Altman disclosed this while speaking on the This Past Weekend podcast hosted by comedian Theo Von.

He expressed concern over the level of personal and sensitive information users share with the chatbot, particularly young people who often treat it as a form of emotional support.

“People talk about the most personal shit in their lives to ChatGPT.

“People use it, young people especially, use it as a therapist, a life coach; having these relationship problems and [asking] ‘what should I do?’” he said.

He noted that, unlike conversations with medical or legal professionals, ChatGPT interactions are not protected under existing confidentiality laws.

“And right now, if you talk to a therapist or a lawyer or a doctor about those problems, there’s legal privilege for it.
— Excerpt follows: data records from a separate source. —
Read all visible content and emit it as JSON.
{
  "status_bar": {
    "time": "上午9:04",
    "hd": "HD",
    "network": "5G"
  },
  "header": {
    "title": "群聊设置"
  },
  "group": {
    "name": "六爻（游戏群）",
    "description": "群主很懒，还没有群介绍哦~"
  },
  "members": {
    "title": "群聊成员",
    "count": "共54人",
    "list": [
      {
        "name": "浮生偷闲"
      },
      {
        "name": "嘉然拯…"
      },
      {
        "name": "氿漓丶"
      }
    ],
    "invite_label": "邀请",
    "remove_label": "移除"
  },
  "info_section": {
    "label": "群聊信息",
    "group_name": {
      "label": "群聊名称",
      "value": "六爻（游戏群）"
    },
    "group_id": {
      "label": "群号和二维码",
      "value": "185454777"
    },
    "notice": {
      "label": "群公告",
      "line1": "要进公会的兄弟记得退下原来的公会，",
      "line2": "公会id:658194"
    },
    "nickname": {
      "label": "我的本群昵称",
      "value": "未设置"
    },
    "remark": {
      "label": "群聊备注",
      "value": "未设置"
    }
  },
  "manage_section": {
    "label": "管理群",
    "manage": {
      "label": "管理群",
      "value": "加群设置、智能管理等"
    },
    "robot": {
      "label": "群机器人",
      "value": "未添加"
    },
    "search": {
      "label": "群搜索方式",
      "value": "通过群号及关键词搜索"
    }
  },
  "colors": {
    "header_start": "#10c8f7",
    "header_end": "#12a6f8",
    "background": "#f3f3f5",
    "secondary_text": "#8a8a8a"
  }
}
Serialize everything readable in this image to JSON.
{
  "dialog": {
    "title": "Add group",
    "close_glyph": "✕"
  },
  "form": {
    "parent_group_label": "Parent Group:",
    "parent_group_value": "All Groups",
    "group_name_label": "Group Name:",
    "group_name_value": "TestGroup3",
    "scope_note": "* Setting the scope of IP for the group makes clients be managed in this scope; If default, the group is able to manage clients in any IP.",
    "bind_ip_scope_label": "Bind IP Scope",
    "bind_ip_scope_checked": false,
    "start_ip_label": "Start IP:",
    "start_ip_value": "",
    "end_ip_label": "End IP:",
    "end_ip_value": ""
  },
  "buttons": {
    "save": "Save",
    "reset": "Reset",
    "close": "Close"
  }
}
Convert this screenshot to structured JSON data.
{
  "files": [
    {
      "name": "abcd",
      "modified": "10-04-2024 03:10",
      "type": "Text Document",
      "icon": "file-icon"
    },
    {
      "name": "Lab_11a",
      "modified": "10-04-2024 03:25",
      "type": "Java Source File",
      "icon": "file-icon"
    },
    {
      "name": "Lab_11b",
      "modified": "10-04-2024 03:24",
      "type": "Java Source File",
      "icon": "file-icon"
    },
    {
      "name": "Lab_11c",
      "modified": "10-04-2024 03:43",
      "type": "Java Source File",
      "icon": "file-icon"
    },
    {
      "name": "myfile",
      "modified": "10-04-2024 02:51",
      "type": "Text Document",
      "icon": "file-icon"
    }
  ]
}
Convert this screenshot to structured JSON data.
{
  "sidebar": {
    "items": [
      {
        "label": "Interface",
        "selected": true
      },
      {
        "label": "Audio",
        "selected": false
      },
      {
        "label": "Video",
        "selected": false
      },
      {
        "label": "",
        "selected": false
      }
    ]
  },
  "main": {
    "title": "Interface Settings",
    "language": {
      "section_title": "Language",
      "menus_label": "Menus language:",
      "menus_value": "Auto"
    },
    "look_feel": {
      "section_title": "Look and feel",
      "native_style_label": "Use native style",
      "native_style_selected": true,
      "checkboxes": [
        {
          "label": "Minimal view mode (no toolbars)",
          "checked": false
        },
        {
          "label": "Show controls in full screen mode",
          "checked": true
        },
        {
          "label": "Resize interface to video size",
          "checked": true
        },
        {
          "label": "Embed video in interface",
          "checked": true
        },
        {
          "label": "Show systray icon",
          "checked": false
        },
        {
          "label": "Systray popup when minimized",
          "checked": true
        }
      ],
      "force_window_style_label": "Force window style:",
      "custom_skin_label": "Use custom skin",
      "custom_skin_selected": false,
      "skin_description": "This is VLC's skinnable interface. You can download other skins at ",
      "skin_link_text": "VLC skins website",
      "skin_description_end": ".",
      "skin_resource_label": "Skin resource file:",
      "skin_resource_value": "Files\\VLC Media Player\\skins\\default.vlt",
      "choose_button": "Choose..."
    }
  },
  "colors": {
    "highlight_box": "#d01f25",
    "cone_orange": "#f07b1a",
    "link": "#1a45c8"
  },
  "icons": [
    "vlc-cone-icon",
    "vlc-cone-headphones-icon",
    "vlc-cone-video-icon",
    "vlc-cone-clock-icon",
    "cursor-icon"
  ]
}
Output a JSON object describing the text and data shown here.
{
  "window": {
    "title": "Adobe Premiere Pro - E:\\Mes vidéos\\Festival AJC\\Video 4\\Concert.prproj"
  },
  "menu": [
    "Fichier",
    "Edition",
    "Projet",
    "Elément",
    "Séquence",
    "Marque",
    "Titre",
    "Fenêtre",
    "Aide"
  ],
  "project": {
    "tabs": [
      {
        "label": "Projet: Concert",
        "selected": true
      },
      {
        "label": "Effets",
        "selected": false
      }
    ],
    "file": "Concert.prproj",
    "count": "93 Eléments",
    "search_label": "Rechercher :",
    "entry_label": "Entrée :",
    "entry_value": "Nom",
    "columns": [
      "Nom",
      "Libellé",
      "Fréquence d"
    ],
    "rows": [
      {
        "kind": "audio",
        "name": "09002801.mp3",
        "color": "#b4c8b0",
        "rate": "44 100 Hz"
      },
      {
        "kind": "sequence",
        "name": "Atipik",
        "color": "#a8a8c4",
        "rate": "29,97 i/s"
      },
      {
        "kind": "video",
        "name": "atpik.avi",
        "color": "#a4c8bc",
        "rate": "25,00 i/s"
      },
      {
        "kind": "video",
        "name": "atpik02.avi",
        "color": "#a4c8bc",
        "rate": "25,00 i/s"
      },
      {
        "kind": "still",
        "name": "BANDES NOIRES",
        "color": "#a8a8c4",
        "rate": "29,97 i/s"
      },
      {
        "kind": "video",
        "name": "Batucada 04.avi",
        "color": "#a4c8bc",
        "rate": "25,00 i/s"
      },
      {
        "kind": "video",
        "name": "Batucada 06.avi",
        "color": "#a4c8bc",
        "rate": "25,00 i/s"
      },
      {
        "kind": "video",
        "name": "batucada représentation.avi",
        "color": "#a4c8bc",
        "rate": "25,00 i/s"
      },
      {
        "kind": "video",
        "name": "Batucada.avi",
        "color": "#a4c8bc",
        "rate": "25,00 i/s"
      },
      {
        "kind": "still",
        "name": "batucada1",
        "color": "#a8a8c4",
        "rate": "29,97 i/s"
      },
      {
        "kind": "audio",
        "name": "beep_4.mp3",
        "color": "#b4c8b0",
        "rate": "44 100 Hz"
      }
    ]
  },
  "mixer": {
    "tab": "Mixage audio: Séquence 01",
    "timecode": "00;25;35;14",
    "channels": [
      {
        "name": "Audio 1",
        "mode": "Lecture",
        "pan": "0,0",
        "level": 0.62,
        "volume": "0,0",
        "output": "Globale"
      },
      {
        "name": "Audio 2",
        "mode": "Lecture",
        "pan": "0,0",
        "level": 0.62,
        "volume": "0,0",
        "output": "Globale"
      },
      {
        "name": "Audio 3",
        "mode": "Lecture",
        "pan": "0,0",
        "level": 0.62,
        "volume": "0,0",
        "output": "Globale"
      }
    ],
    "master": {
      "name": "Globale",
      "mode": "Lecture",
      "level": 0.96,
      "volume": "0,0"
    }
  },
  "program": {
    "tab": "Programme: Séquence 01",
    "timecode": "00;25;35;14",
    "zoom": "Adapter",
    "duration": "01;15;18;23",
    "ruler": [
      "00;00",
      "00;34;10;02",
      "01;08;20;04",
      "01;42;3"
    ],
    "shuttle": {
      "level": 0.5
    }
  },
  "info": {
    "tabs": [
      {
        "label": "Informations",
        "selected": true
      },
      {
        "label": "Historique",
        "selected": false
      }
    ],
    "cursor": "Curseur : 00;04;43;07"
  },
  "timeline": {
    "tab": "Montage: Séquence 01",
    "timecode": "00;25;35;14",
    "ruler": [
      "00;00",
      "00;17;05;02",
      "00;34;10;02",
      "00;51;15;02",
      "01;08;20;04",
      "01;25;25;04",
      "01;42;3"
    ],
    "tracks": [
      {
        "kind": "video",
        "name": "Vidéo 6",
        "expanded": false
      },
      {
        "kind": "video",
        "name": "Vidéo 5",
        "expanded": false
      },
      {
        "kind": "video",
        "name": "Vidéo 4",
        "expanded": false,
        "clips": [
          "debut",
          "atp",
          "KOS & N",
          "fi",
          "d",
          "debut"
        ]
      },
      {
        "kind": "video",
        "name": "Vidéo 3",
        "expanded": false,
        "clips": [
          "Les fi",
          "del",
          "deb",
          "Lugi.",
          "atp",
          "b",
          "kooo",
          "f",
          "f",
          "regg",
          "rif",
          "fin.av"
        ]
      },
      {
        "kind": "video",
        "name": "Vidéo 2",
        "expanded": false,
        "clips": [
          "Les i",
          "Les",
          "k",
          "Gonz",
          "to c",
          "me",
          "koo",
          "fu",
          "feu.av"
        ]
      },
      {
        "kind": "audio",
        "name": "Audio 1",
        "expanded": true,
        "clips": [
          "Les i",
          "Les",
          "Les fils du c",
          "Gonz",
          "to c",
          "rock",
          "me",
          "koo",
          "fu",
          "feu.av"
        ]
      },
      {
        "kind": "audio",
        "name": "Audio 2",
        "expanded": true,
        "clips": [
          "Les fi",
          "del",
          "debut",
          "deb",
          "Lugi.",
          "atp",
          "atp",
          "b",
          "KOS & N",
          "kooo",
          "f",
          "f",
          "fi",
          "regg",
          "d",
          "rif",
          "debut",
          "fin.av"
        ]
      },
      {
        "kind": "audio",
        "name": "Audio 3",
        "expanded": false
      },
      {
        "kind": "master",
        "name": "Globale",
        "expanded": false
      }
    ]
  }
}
“There’s doctor-patient confidentiality, there’s legal confidentiality, whatever.

“And we haven’t figured that out yet for when you talk to ChatGPT,” he added.

Altman warned that this legal grey area could have serious implications. “If you go talk to ChatGPT about the most sensitive stuff and then there’s a lawsuit or whatever, we could be required to produce that.

“If someone confides their most personal issues to ChatGPT, and that ends up in legal proceedings, we could be compelled to hand that over. And that’s a real problem,” he said.

The tech boss called for urgent action to address the privacy gap in AI conversations.

“I think that’s very screwed up. I think we should have the same concept of privacy for your conversations with AI that we do with a therapist or whatever, and no one had to think about that even a year ago,” Altman concluded.